Linguist Emily M. Bender and writer Decca Muldowney are urging patients to refuse consent when clinics ask to record appointments with AI scribing tools. Their nine-point argument, published April 22, 2026, arrives as ambient charting software spreads from independent practices to large integrated systems like Kaiser.
AI scribes capture audio of patient-provider encounters and output draft chart notes. Vendors pitch the tools as a fix for documentation overload — charting currently spills into unpaid hours for many physicians. But Bender and Muldowney argue the consent framing obscures risks that most patients cannot meaningfully evaluate in the moment. The recording goes to a third-party vendor; even if audio is deleted quickly, the transcript is sensitive data. HIPAA compliance does not equal strong security protocols at the software provider — a distinction enterprise health IT buyers should flag when vetting vendor contracts.
Informed consent is the first structural problem. Patients are rarely told whether their data will be used to train future model iterations, for "quality assurance," or eventually for AI-driven clinical decision support. Mid-session revocation is practically impossible. Genuine informed consent would consume more appointment time than most visit slots allow.
The core technical critique targets automation bias on omissions. Providers can reasonably check a draft note for what it says; catching what it fails to record is far harder. A missed symptom, dosage nuance, or patient-reported concern that never made it into the transcript won't trigger a correction flag — it simply disappears. The authors flag a compounding bias: providers accustomed to scribing systems shift their speech register mid-visit into a more technical "doctor-to-doctor" style to shape the note, leaving medical interpreters unable to determine whether to translate and potentially confusing monolingual patients.

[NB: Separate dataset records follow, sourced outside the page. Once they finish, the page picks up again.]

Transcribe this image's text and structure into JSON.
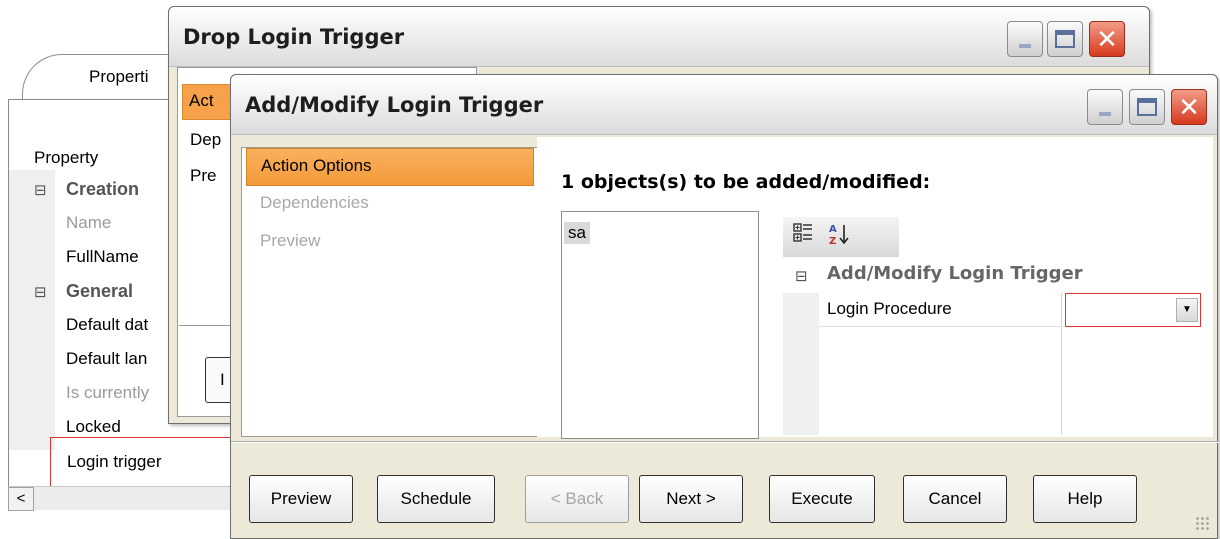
{
  "properties_panel": {
    "tab_label": "Properti",
    "header_label": "Property",
    "rows": [
      {
        "type": "category",
        "label": "Creation",
        "toggle": "⊟"
      },
      {
        "type": "item",
        "label": "Name",
        "state": "disabled"
      },
      {
        "type": "item",
        "label": "FullName",
        "state": "normal"
      },
      {
        "type": "category",
        "label": "General",
        "toggle": "⊟"
      },
      {
        "type": "item",
        "label": "Default dat",
        "state": "normal"
      },
      {
        "type": "item",
        "label": "Default lan",
        "state": "normal"
      },
      {
        "type": "item",
        "label": "Is currently",
        "state": "disabled"
      },
      {
        "type": "item",
        "label": "Locked",
        "state": "normal"
      },
      {
        "type": "item",
        "label": "Login trigger",
        "state": "selected"
      }
    ],
    "scroll_left_glyph": "<"
  },
  "drop_window": {
    "title": "Drop Login Trigger",
    "nav_items": [
      "Act",
      "Dep",
      "Pre"
    ],
    "button_text": "I"
  },
  "main_window": {
    "title": "Add/Modify Login Trigger",
    "nav_items": [
      {
        "label": "Action Options",
        "state": "selected"
      },
      {
        "label": "Dependencies",
        "state": "disabled"
      },
      {
        "label": "Preview",
        "state": "disabled"
      }
    ],
    "section_title": "1 objects(s) to be added/modified:",
    "objects": [
      "sa"
    ],
    "grid": {
      "toolbar": {
        "categorized_icon": "categorized-view-icon",
        "alphabetical_icon": "sort-az-icon"
      },
      "category": "Add/Modify Login Trigger",
      "category_toggle": "⊟",
      "rows": [
        {
          "label": "Login Procedure",
          "value": ""
        }
      ]
    },
    "buttons": {
      "preview": "Preview",
      "schedule": "Schedule",
      "back": "< Back",
      "next": "Next >",
      "execute": "Execute",
      "cancel": "Cancel",
      "help": "Help"
    }
  },
  "window_controls": {
    "minimize": "minimize-icon",
    "maximize": "maximize-icon",
    "close": "close-icon",
    "close_glyph": "✕"
  },
  "colors": {
    "selection_orange": "#f7a24b",
    "error_red": "#e33434",
    "close_red": "#d63a1e"
  }
}
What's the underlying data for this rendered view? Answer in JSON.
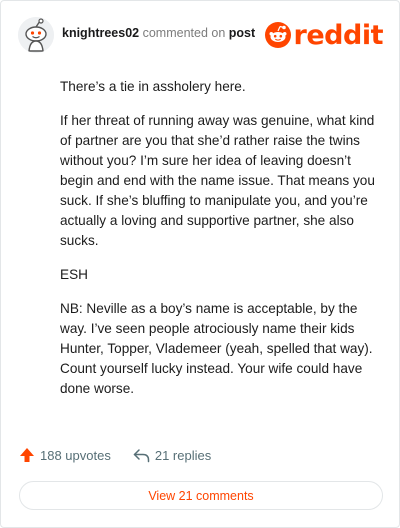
{
  "header": {
    "username": "knightrees02",
    "action": "commented on",
    "target": "post",
    "brand": "reddit"
  },
  "comment": {
    "paragraphs": [
      "There’s a tie in assholery here.",
      "If her threat of running away was genuine, what kind of partner are you that she’d rather raise the twins without you? I’m sure her idea of leaving doesn’t begin and end with the name issue. That means you suck. If she’s bluffing to manipulate you, and you’re actually a loving and supportive partner, she also sucks.",
      "ESH",
      "NB: Neville as a boy’s name is acceptable, by the way. I’ve seen people atrociously name their kids Hunter, Topper, Vlademeer (yeah, spelled that way). Count yourself lucky instead. Your wife could have done worse."
    ]
  },
  "stats": {
    "upvotes": "188 upvotes",
    "replies": "21 replies"
  },
  "footer": {
    "view_label": "View 21 comments"
  },
  "colors": {
    "accent": "#ff4500",
    "muted": "#576f76",
    "border": "#e3e6e8"
  }
}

Disparate impact is the third technical failure mode. Speech recognition accuracy degrades for speakers of non-standard language varieties, non-native speakers, and patients with dysarthria or other speech disorders. Providers who serve these populations spend disproportionately more time correcting notes — in a system that promised efficiency gains. That burden maps onto communities already underserved by the health system.
Bender and Muldowney stress-test the efficiency argument directly. In an underfunded system, freed clinician time does not translate to longer visits — it translates to higher patient volume per provider. The same institutions citing productivity gains from scribing tools are under pressure to cut per-visit margins. CTOs and CIOs evaluating ambient AI deployments should model that substitution effect explicitly before projecting ROI — and prepare for workforce relations questions from clinical staff.
The authors' systemic call-to-action has a game-theory structure: if patients as a group decline consent at scale, institutions cannot accumulate the adoption numbers needed to justify the efficiency narrative, which makes it harder to mandate higher caseloads. Individual refusals are low-cost and reversible. Collective refusal degrades the business case. That dynamic makes patient opt-out a meaningful lever — not just a personal privacy preference — and resembles the diffuse pressure that tends to precede formal policy intervention.
Enterprise health systems with pending scribing contracts face a narrowing window for due diligence. The questions Bender and Muldowney raise — data retention timelines, downstream training use, accuracy variance by speaker population, and interpreter workflow disruption — are answerable in vendor negotiations now. Waiting for a federal framework to settle them is not a strategy.